Ultimately companies need to make sure that remote work is sustainable, in the sense that it defends the company culture, enables the company to grow, that the company is profitable, and that it meets customer and societal needs while being home to happy and engaged employees.  Technology company Gitlab, for example, has shown that a work-from-home model can work as it operates with a near 100 percent remote workforce.

How are you helping ensure employee mental health?

A 2018 report by The Lancet Commission revealed that mental health could cost the world economy around U.S. $16 trillion by 2030. In addition to direct costs of health care, medicines, and other therapies, the costs include the loss of productivity.

Over the past 25 years, mental illness had risen “dramatically” worldwide, partly due to societies ageing and more children surviving into adolescence, and this trend is likely to continue in the coming decades, according to The Lancet Commission co-lead author Vikram Patel. And the pandemic is exacerbating these issues, with employees likely to struggle with anxiety, depression, burnout, trauma, and PTSD for years to come.

With strapped government budgets, more corporations will be called upon to take up some greater responsibility in this area.  While many corporations already have mental health considerations in their sights, a lot more work needs to be done on the cost, mental health care delivery, and the broader practical implications for organizations. In particular, companies will need to explore providing mental health counselling for employees and their families and funding prescribed treatments, as well as fostering a culture where employees feel confident to come forward with their anxieties.

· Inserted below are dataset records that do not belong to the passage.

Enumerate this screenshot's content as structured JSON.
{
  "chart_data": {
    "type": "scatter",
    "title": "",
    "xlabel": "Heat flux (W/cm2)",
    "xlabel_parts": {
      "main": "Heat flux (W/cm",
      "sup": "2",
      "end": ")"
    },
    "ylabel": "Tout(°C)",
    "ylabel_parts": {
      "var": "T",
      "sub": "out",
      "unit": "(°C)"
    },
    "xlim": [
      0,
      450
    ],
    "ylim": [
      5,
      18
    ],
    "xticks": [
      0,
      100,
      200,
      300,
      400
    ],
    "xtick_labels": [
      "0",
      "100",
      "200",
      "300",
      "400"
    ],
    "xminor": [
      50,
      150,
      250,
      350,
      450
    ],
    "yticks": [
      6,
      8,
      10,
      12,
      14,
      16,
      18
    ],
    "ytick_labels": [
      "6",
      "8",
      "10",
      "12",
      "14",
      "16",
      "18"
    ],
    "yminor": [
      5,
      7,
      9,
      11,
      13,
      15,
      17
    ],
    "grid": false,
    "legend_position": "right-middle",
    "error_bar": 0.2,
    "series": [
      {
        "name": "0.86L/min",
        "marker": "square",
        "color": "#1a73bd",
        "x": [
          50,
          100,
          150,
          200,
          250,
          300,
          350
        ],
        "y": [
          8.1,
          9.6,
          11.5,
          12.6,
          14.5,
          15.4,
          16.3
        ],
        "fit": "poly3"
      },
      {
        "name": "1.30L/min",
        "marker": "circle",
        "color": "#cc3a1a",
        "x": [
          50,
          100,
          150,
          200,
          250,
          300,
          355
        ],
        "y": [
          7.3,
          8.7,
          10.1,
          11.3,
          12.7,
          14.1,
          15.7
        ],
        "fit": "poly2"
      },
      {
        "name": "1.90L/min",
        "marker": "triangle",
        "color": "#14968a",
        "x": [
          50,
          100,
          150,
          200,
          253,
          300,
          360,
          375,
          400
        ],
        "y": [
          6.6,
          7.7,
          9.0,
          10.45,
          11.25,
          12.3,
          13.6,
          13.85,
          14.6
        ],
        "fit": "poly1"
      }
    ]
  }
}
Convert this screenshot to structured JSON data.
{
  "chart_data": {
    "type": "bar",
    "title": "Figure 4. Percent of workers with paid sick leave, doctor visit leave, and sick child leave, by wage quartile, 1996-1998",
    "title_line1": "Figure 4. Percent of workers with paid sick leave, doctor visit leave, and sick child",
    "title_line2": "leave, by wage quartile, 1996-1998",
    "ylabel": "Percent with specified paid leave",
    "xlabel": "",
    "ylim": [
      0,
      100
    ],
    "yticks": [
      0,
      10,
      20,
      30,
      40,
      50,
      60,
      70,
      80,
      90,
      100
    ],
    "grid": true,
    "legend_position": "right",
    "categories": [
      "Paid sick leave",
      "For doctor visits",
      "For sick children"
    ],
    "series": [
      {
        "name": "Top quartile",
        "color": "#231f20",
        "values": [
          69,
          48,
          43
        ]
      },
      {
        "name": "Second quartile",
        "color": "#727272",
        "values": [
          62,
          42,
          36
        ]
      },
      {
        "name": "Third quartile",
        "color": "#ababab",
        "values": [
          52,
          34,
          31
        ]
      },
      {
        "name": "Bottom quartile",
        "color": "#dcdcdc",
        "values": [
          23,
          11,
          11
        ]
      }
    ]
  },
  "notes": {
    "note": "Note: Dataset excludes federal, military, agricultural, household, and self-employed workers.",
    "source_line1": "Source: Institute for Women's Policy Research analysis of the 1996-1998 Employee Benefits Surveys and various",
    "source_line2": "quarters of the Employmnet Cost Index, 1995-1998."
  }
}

How are you engaging your stakeholders?

People issues are no longer only about a company’s employees. Whether it’s regulators, customers, shareholders, or communities, many corporate stakeholders are becoming more vocal, expecting details on everything from the average wages paid and worker conditions to the provenance and environmental impact of their products. Employees are sharing details on company culture and practices on digital platforms, such as Glassdoor, Blind and The Layoff. Customer complaints on social media can go viral in an instant.

Companies will need to build new strategies, skills and processes to handle this feedback and foster better engagement with all stakeholders. This means sourcing the views and incorporating the perspective of all stakeholders in the company’s decision-making process. Used proactively, digital platforms give management an opportunity to track timely, first-hand, unfiltered customer and employee sentiments that they may wish to react to.

Are you pursuing a purpose that supports society?

Finally, corporate leaders will need to adapt their organizations to reflect a broader purpose beyond generating returns for shareholders. Corporations have already been steering toward a broader approach, as reflected by the 2019 Business Roundtable letter in which hundreds of large global companies signed on to pursue a broader purpose of the corporation, essentially pledging to be good corporate citizens.

Being a better corporate citizen means companies must grapple with complicated questions, such as: Who should be deemed employees? Is it just full-time workers on a company’s roster or should the definition of an employee broaden to include sub-contractors, suppliers and zero-contract workers?

Management also will have to assess whether digitization will undermine efforts toward more diversity and inclusion, particularly if much of today’s hiring is skewed toward lower-skilled, more easily replaced employees in a more automated world?

Given the ongoing pandemic and economic-related headwinds, corporations may be forgiven for focusing on today’s urgent issues while giving less consideration to those that, while important, are seen as further out in time. However, each of the people issues on this slate/discussed here carry enormous systemic risks to the organization and its reputation. Addressing them now will ensure that your company emerges from the pandemic stronger and ready to face the future.